Co-authors on the paper from the Department of Psychiatry at the University of California, San Diego School of Medicine include Mariela V. Jennings, Natasia S. Courchesne-Krak, Renata B. Cupertino and Sevim B. Bianchi. Sandra Sanchez-Roige is also affiliated with the Department of Medicine, Division of Genetic Medicine, Vanderbilt University.

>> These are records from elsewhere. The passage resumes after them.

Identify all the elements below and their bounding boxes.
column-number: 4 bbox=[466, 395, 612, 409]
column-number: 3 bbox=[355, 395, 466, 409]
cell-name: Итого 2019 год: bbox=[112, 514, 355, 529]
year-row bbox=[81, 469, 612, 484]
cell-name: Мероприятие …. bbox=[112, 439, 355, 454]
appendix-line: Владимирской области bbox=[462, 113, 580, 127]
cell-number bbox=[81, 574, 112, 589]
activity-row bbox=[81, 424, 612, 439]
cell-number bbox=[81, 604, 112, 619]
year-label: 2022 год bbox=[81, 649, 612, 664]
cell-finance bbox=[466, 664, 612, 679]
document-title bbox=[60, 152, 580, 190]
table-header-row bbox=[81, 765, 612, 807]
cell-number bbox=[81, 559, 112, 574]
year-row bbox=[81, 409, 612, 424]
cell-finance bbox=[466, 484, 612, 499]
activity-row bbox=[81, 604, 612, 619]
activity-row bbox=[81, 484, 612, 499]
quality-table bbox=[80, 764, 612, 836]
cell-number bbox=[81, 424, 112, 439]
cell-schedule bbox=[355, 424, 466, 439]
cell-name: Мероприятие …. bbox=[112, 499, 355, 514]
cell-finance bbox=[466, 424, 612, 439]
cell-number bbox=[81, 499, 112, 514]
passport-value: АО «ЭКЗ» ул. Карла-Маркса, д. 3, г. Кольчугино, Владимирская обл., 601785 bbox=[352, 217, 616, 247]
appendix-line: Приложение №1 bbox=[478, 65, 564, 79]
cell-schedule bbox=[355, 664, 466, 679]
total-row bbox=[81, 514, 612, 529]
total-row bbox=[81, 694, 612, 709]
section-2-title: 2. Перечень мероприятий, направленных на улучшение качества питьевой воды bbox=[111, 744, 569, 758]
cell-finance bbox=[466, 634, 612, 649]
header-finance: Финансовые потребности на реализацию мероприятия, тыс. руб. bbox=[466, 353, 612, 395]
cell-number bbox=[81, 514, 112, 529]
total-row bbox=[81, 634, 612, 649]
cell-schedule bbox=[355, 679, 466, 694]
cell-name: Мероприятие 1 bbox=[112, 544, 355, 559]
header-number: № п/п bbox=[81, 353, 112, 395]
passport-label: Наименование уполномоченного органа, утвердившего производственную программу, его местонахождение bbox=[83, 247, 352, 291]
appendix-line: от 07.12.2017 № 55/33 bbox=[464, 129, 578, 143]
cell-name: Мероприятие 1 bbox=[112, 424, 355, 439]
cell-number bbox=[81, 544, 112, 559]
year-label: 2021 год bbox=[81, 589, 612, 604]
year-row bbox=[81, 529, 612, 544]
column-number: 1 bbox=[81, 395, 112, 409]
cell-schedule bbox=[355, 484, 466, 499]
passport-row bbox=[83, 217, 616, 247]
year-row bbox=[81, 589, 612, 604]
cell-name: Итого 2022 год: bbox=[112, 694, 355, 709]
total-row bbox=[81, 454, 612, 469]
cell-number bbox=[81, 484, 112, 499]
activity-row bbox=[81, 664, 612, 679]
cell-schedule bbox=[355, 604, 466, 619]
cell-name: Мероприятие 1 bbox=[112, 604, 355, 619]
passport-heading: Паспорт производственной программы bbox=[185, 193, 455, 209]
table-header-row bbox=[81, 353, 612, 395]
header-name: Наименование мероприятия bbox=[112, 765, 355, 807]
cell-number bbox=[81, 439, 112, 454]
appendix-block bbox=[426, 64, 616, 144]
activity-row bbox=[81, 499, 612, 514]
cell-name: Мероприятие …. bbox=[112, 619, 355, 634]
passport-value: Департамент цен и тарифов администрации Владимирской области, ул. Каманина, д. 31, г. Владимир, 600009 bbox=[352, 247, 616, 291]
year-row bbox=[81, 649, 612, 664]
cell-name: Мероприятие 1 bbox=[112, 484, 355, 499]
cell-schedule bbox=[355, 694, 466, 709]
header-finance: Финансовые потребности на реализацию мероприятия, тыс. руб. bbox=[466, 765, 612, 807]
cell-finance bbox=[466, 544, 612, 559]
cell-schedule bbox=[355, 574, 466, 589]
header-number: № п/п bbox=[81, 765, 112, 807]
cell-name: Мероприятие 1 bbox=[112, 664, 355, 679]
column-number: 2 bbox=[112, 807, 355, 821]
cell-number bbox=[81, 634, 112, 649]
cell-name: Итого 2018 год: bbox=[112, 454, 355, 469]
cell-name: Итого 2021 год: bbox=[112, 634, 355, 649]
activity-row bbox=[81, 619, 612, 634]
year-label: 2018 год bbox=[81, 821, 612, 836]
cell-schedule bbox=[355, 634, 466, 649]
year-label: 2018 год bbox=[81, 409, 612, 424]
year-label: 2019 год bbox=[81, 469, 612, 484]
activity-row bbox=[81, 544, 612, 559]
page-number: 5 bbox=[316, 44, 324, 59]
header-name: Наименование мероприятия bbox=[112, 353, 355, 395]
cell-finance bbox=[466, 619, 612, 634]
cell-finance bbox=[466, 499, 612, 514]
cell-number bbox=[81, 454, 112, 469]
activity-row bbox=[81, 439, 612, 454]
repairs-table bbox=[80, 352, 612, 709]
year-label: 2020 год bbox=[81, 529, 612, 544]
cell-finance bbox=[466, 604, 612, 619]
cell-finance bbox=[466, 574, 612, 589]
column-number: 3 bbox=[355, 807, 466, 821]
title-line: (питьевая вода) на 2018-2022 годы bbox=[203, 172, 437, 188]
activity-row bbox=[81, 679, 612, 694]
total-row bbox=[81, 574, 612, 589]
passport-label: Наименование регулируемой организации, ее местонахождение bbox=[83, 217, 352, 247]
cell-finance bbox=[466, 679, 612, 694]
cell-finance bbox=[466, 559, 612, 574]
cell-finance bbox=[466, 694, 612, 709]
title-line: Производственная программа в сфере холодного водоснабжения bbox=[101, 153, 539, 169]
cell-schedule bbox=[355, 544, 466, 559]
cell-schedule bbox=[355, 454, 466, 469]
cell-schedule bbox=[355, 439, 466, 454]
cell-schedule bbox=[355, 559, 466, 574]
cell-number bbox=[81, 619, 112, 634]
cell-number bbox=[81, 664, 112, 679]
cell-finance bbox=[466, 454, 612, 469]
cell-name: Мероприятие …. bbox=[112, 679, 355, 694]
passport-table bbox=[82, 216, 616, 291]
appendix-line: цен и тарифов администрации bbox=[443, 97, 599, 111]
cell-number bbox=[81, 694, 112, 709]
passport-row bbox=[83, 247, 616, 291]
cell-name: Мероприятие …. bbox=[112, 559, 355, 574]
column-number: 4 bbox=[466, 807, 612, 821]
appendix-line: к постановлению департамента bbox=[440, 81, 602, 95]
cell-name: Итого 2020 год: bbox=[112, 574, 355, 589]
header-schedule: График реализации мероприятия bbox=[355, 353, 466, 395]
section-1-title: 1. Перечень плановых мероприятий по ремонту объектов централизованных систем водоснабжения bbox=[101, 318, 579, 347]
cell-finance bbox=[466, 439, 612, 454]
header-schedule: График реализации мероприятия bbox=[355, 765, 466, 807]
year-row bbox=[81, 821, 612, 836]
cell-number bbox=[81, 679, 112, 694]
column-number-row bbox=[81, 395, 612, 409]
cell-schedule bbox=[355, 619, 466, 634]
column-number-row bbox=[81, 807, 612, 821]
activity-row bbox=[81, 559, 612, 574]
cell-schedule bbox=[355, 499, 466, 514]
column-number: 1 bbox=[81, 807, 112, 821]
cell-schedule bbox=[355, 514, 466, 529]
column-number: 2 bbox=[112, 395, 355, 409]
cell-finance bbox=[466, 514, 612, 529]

Other co-authors are: José Jaime Martínez-Magaña, Division of Human Genetics, Department of Psychiatry, Yale University School of Medicine; Laura Vilar-Ribó, Psychiatry, Mental Health and Addiction Group, Psychiatric Genetics Group, Hebron Valley Institute, Universitat Autònoma of Barcelona, ​​Barcelona, ​​Spain; Alexander S. Hatoum, Psychology, Washington University in St. Louis and Department of Brain Sciences; Elizabeth G. Atkinson, Department of Molecular and Human Genetics, Baylor College of Medicine; Paula Giusti Rodriguez, Department of Psychiatry, University of Florida School of Medicine; Janitza L. Montalvo-Ortiz, Department of Psychiatry, Department of Human Genetics, Yale University School of Medicine, National Center for Post-Traumatic Stress Disorder, VA CT Medical Center; Joel Gelernter, Department of Psychiatry, VA CT Medical Center, West Haven CT; and the Department of Psychiatry, Genetics, and Neuroscience at Yale University. School of Medicine; María Soler Artigas, Group of Psychiatry, Mental Health and Addiction, Psychiatry, Mental Health and Addiction, Institute of the Hebron Valley, Universitat Autònoma of Barcelona, ​​Barcelona, ​​Spain; Department of Mental Health, University Hospital of the Hebron Valley, Barcelona ; Center for Biomedical Network Research in Mental Health (CIBERSAM), Madrid; Department of Genetics, Microbiology and Statistics, School of Biology, University of Barcelona; Howard J. Edenberg, Department of Biochemistry and Molecular Biology, Indiana University School of Medicine; and 23andMe Inc . Research team including Sarah L. Elson and Pierre Fontanillas.

The research was funded in part by Tobacco-Related Diseases Research Program grants T32IR5226 and 28IR-0070, NIH National Institute on Drug Abuse (NIDA) DP1DA054394, and NIH National Institute of Mental Health (NIMH) R25MH081482.